IRS rules changed for church & state



As socially-engaged New York City faith leaders who for decades have preached “with the Bible in one hand and the newspaper in the other,” we have been brought back to the basics.

The recent IRS filing allowing clergy to back political candidates from the pulpit without losing their organization’s tax-exempt status, has invited us to revisit the fundamentals — both the founding texts of our democracy and our sacred scriptures — on the relationship of faith and society.

This filing overturns a section of the 1954 Johnson Amendment in response to a lawsuit taken by the National Religious Broadcast Association. The filing has drawn praise and ire from both conservative and liberal faith groups alike.
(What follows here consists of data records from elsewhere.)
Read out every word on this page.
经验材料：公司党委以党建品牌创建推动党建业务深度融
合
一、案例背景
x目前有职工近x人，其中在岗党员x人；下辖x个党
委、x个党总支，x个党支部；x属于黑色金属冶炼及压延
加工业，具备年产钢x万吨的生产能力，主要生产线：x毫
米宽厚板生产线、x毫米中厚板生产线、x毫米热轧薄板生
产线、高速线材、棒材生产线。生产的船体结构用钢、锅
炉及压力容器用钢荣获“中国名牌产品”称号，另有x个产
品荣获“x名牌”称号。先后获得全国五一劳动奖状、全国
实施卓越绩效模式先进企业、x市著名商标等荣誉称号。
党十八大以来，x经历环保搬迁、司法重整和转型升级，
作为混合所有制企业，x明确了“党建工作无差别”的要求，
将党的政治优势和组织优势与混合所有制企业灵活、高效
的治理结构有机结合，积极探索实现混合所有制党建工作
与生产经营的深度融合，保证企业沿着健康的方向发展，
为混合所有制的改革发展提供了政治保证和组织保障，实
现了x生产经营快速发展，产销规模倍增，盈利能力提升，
Pastor Dr. Robert Jeffress of the First Baptist Church Dallas, for example, praised the decision to allow churches and other houses of worship to endorse political candidates. Likewise, Doug Pagitt, pastor and executive director of Vote Common Good, an progressive evangelical organization, wrote in a recent e-blast: “This is not the time for progressive faith leaders to sit on the sidelines. The legal barriers are gone. The research shows faith voters are accessible.”

The ruling, this line of thinking goes, allows more progressive and liberal faith communities to catch up with what conservative pastors have been doing for a long time. If you can’t beat ’em, join ’em, as they say.

In the short term, the Trump administration cannot count on this ruling only garnering more supporters among conservative faith-based communities. The decision is ripe for unintended consequences.

Take New York City’s own upcoming mayoral election.

This IRS filing is just as likely to give an advantage to the first Muslim Democratic mayoral nominee Zohan Mamdani, who could receive endorsements from mosques and mainline Jewish and Christian congregations, as it would for the incumbent, Eric Adams, whose Brooklyn-based more conservative faith-leader base has already heard him declaring his opposition to separation of church and state.

The short-term question of which party or candidate will benefit most immediately from this IRS ruling is overshadowed by the long-term impact. The likelihood of increased entanglement of religion and government in a way that infringes on the Establishment Clause of the First Amendment is a real one.

The Founders based their support of disestablishment on the wars of religion that they saw happening in Europe — many of which were fought over land and resources hijacking the name of faith.

“Rulers” wrote Madison, “who wished to subvert the public liberty, may have found an established Clergy convenient auxiliaries. . . . This is to be contrasted with the idea that “[A just] Government will be best supported by protecting every Citizen in the enjoyment of his Religion. . . by neither invading the equal rights of any Sect, nor suffering any Sect to invade those of another.”

There is a risk of damaging the credibility of faith leaders themselves more than any political candidate they might endorse. It may also diminish the vibrancy of faith communities of all kinds across the United States.

In the U.S., the independence of different faith traditions from the state’s favoritism has for 250 years helped a diversity of faith traditions flourish and overall, do so in remarkable harmony with one another. Again, this is to be contrasted with 17th and 18th century Europe where “Torrents of blood have been spilt by vain attempts . . . to extinguish Religious discord.”

A long time before popular and plural democracy was invented, our own Scripture and tradition had something to say on the subject of right relations between religious leaders and government officials.

In Christianity, for example Jesus says famously to the religious authorities in Jerusalem trying to get him on record as fomenting dissent against the Roman Emperor, “Give to Caesar the things that are Caeser’s and to God the things that are God.” In Judaism, the prophets like Isaiah, Nathan, Jeremiah and Amos held the kings of Israel morally accountable before God and the people of Israel, providing the original system of “checks and balances.”

If the tax code won’t take lessons from the time-tested genius of our country’s Founders when it comes to the relationship of religious leaders and government officials, we will have to rely on the ancient wisdom of our sacred traditions to do so instead.

Breyer, an Episcopal priest, is the executive director at the Interfaith Center of New York. Kleinbaum, a rabbi, is director of The Beacon, and the senior rabbi emerita of Congregation Beit Simchat Torah.